Well today was more than a tad interesting. My wife and I went to Medstar Montgomery Hospital today so I could have a mediport inserted for use in receiving my chemo treatment tomorrow. I had opted to have the surgery performed under local anesthesia as it was only supposed to be a 35 minute procedure. “Supposed to be” being the catch phrase. Dr. Field first went into my neck on the right side but couldn’t get the guide wire to thread through the veins in my neck to the main artery. Although I was awake I couldn’t see the images they were looking at but one of the nurses said it (my veins) looked like a clover leaf. So, plan B. Prep left side of neck and upper chest and shift all the equipment to the other side of the surgical table.
Note to self: DO NOT drink a cup of coffee before going in to have a “ahem” 35 minute procedure done.
Numb up the left side and try this again. Since I have what they refer to as a tent draped over my head all I can do is listen to the doctors grumbling comments. Left side is no better than the right side. We’re done. Plan C requires further consultation. They get me out from under wraps and I sit up on the operating table so they can go over the images they’ve been taking. The doctor points out where the artery into the heart, he’s wanting to access, is supposed to be but there is nothing on the x-ray. He then points out all the other veins in my shoulders and chest and says, “Think of it as I-95 being shut down and everyone is having to use the surface streets.” He also pointed out this is why my face is always red and why bending over causes me to get dizzy and feel like my head is blowing up like a balloon. Things just aren’t flowing like they are supposed to.
Further consultation (Plan C) requires going to meet another interventional radiologist back down at Georgetown – can I be there at 2:00? Yup. Run home, get some lunch, take care of the 4 legged beasty, kiss the wife goodbye and I’m off to Georgetown. I met with Dr. Cardella who went over, in great detail, why things failed this morning. Pulling up a recent CT Scan he could show me what the x-ray couldn’t. When Dr. Field had pointed out where the artery was supposed to be for the mediport catheter – the reason I couldn’t see it is because it’s so collapsed that none of the contrast fluid (used to highlight the veins for the x-ray) could go thru it. Looking at the same area with the CT Scan the collapsed section of the superior vena cava “SVC” was quite obvious. To say 95 is shut down is a great analogy.
The solution is to have balloon dilation of the SVC and then have a 90mm stent put in to keep it from collapsing again. He then wants to allow things to heal up for two weeks before he’ll try to insert a mediport again. The two weeks is to allow the stent to better bond with the walls of the artery. I’m slated to have this procedure performed next Tuesday at Georgetown.
In the mean time I still need to get my chemotherapy started. After meeting with Dr. Cardella he sent me over to have a PICC line put in my arm. Since a PICC line is supposed to also thread into the SVC they put in a modified “shortened” PICC that only goes in as far as my shoulder. Oh I was of course awake for this one but the operating room at Georgetown had a monitor that was close to 3′ x 6′ in size so I got to watch as he threaded the guide wire into my arm. Very cool!
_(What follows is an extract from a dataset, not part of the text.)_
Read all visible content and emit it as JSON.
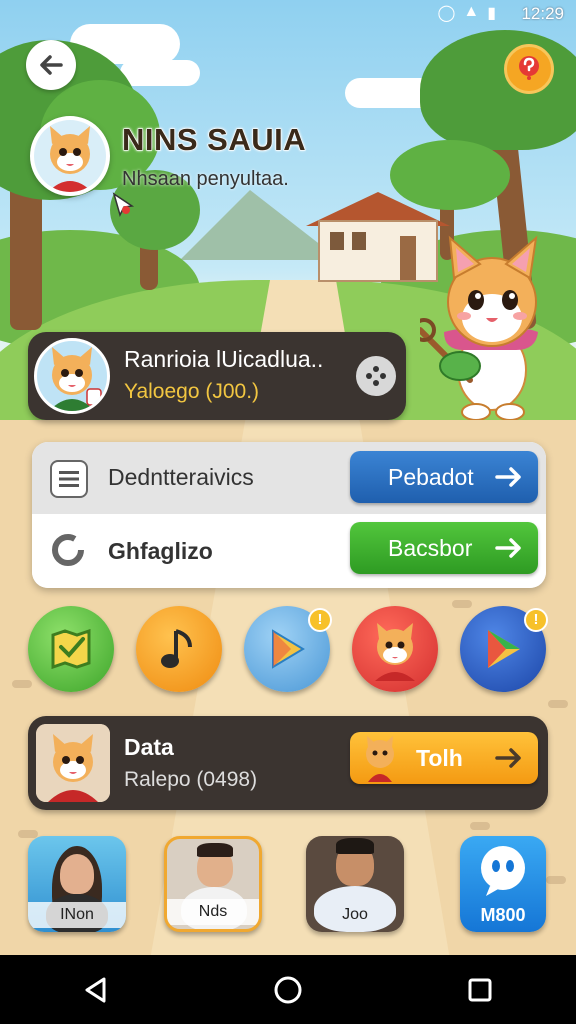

Tomorrow I head back to Georgetown first thing to get a chest x-ray and get lab work done. Dr. Pishvaian wants to see if there’s any fluid building up in my lung again and talk to me about everything else that’s transpired. Then I head back to Medstar Montgomery to their infusion clinic to get my chemo. It’s a very nice clinic and being only 15 minutes from my house, it’s much more convenient.
While I could have been very frustrated over today instead I feel very blessed. I had incredibly kind and caring professionals around me all day who went out of their way to make sure I can stay on schedule to receive my treatments. I don’t know what the ethos is like at other hospitals but I’ve been working specifically with doctors who are all part of Medstar Health and I can’t sing praise loud enough for the wonderful way I’ve been taken care of.